In fact, the cited Central Planning Study determined that the bridge was not the choke point, it’s what’s happening on either side which is where more billions continue to be spent. Yet, even this won’t solve the impact of additional cars on local roads, neglected by the study because of the Province’s own politically charged agenda.

Most of us live in Kelowna for its unmatched quality of life, yet our car obsession is poisoning it to the point that parking is defining our architecture and few are questioning the sanity of another bridge and highway through a thriving downtown.

We have the highest per capita vehicle ownership in the country. Our problem is not lack of roads or parking, it’s too many cars competing for road space. We are potentially doing everything possible to reach peak car. Parking is cheap, roads are free, we complain about gas prices but buy trucks that take up extra space, we put students on a hill, we love sprawl, and we lack constructive dialogue about these things. It is not viable to create a community that is congestion free under these conditions.

Single occupancy vehicles are the most inefficient use of road space and costliest. Yet for many, everything we need is less than 10 kms away! It should be reasonable to survive with only one vehicle.

So if we want to combat traffic we all need to take action and advocate for real solutions to change our commutes.We need to ask “Why is Everyone Driving?”

Those with great transit and cycling options should take advantage of them to support further enhancements and provide more road space for those who don’t.

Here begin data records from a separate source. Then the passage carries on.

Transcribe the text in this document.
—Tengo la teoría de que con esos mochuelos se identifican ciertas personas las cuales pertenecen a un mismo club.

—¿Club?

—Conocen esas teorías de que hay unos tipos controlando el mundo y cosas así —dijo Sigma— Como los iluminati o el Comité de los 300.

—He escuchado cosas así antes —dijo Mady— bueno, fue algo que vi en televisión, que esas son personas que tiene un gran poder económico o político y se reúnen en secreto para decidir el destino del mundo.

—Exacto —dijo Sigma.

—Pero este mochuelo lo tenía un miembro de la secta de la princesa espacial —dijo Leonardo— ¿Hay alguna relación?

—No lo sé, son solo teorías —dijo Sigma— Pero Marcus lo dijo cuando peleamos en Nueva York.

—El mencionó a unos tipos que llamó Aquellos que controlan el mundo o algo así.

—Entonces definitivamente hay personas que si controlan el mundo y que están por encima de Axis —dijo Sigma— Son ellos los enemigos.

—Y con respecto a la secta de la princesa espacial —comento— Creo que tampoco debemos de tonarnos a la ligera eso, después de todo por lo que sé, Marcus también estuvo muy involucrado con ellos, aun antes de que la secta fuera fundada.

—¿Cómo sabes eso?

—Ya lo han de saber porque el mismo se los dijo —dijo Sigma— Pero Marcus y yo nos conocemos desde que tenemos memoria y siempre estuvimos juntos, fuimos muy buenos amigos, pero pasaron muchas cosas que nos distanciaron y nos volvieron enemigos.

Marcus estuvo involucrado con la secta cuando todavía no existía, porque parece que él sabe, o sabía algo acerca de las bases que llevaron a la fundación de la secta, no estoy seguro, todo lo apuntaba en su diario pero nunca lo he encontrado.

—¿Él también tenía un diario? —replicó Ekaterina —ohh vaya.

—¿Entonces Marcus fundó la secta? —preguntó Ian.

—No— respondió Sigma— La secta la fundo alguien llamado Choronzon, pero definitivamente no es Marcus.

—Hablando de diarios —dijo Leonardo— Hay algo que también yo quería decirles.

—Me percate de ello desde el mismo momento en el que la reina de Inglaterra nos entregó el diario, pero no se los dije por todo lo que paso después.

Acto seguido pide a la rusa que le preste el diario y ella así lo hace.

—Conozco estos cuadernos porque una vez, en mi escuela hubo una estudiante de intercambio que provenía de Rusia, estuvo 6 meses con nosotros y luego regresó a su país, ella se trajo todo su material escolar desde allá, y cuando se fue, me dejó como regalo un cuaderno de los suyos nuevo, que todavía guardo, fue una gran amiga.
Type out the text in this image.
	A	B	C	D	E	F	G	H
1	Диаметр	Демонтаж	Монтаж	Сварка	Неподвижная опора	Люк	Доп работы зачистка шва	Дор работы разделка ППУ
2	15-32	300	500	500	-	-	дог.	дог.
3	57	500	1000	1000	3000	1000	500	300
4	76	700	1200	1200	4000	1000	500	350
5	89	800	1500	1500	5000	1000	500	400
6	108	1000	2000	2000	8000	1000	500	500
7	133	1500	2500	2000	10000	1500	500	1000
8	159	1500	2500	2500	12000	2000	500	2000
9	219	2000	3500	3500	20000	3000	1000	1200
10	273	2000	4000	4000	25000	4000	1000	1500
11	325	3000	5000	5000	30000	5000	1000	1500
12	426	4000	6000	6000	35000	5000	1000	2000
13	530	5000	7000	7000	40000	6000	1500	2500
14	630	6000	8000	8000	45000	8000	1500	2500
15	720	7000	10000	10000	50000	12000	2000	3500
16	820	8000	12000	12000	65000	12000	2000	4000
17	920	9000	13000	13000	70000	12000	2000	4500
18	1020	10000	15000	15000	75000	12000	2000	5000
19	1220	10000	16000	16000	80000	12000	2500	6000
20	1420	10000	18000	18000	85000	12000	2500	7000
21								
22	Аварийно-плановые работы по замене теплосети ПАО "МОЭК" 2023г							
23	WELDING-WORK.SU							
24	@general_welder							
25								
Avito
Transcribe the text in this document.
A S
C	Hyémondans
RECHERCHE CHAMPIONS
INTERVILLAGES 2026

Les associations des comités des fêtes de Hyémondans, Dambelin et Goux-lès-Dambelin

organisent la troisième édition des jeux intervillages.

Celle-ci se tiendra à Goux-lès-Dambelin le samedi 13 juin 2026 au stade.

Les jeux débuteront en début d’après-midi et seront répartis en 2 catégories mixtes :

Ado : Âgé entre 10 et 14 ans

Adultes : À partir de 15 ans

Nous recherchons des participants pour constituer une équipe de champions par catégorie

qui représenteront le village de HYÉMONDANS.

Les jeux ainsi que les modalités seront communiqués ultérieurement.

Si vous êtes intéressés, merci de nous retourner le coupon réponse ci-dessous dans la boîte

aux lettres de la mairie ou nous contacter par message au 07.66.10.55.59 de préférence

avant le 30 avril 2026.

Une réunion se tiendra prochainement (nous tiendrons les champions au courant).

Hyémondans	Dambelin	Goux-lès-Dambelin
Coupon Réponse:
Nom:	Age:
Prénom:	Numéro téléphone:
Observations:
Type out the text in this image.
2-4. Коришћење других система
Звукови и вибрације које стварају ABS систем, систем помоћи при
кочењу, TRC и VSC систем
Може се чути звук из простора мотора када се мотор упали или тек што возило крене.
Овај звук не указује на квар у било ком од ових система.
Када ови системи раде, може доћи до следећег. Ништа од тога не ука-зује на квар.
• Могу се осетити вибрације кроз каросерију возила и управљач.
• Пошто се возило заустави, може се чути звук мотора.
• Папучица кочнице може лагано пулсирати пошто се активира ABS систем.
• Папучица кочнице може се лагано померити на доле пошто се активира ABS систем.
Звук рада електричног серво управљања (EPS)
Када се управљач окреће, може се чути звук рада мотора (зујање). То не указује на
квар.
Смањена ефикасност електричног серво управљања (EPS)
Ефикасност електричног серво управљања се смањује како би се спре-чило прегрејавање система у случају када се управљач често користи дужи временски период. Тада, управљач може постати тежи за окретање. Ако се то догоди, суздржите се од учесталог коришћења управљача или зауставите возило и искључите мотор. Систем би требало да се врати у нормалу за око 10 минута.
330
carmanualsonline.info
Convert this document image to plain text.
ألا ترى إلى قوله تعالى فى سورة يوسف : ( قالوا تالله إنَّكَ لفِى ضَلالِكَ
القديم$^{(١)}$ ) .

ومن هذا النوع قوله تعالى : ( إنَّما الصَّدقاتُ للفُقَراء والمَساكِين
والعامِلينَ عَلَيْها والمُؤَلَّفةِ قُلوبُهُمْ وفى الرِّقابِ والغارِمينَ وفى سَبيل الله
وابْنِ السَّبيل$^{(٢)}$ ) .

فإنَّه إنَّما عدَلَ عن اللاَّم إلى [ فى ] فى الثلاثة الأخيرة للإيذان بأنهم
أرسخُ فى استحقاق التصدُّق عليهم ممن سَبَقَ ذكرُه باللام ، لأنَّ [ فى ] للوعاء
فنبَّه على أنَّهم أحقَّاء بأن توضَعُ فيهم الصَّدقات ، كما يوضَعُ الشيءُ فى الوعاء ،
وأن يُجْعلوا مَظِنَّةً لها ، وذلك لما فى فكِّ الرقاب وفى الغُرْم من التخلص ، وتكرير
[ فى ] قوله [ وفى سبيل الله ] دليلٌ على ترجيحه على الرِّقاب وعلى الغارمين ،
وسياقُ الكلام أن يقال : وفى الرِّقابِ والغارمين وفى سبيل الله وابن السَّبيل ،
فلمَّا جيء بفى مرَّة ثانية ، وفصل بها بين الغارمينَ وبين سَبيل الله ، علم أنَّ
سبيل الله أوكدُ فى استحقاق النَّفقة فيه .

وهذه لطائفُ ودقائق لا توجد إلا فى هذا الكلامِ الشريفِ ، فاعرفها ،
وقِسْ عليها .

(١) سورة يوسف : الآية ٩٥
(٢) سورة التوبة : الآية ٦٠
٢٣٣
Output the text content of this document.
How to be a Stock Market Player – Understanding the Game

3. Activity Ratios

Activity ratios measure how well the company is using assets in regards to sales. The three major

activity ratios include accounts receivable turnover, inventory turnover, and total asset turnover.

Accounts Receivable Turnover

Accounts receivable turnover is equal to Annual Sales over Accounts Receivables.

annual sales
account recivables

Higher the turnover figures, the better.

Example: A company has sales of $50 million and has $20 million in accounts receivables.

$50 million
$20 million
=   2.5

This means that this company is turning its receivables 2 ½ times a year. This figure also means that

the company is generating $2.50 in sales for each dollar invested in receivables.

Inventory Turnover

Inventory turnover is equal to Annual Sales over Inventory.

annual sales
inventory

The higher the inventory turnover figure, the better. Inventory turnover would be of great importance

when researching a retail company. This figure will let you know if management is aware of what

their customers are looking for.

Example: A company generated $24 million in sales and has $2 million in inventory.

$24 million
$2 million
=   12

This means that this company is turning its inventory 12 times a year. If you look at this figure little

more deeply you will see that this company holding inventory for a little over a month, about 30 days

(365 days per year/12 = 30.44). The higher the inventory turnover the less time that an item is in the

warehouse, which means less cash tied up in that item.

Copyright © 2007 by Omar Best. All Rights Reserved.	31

Those without other options should advocate for what they need to make transit, carshare, carpooling, or active transportation viable for them, and be conscious of the trips they take.

Those who will always need to drive due to work and businesses relying on freight should advocate for measures that get non-essential cars off the road to ease congestion.

Congestion can be solved. It requires each of us to do our part, employers to support other transportation options, align school busing policies to avoid parent chauffeurs, new developments to have mobility strategies that support one-car households, consider road pricing, encourage local governments to plan for mass transit with high levels of service like concentrating future growth along corridors like the rail trail, get BC Transit’s mandate to be customer growth not run a lacklustre service on an arbitrary budget, and get the province to fund projects based on how effectively they move people rather than just cars.

Now let’s change the conversation so we can get on with it.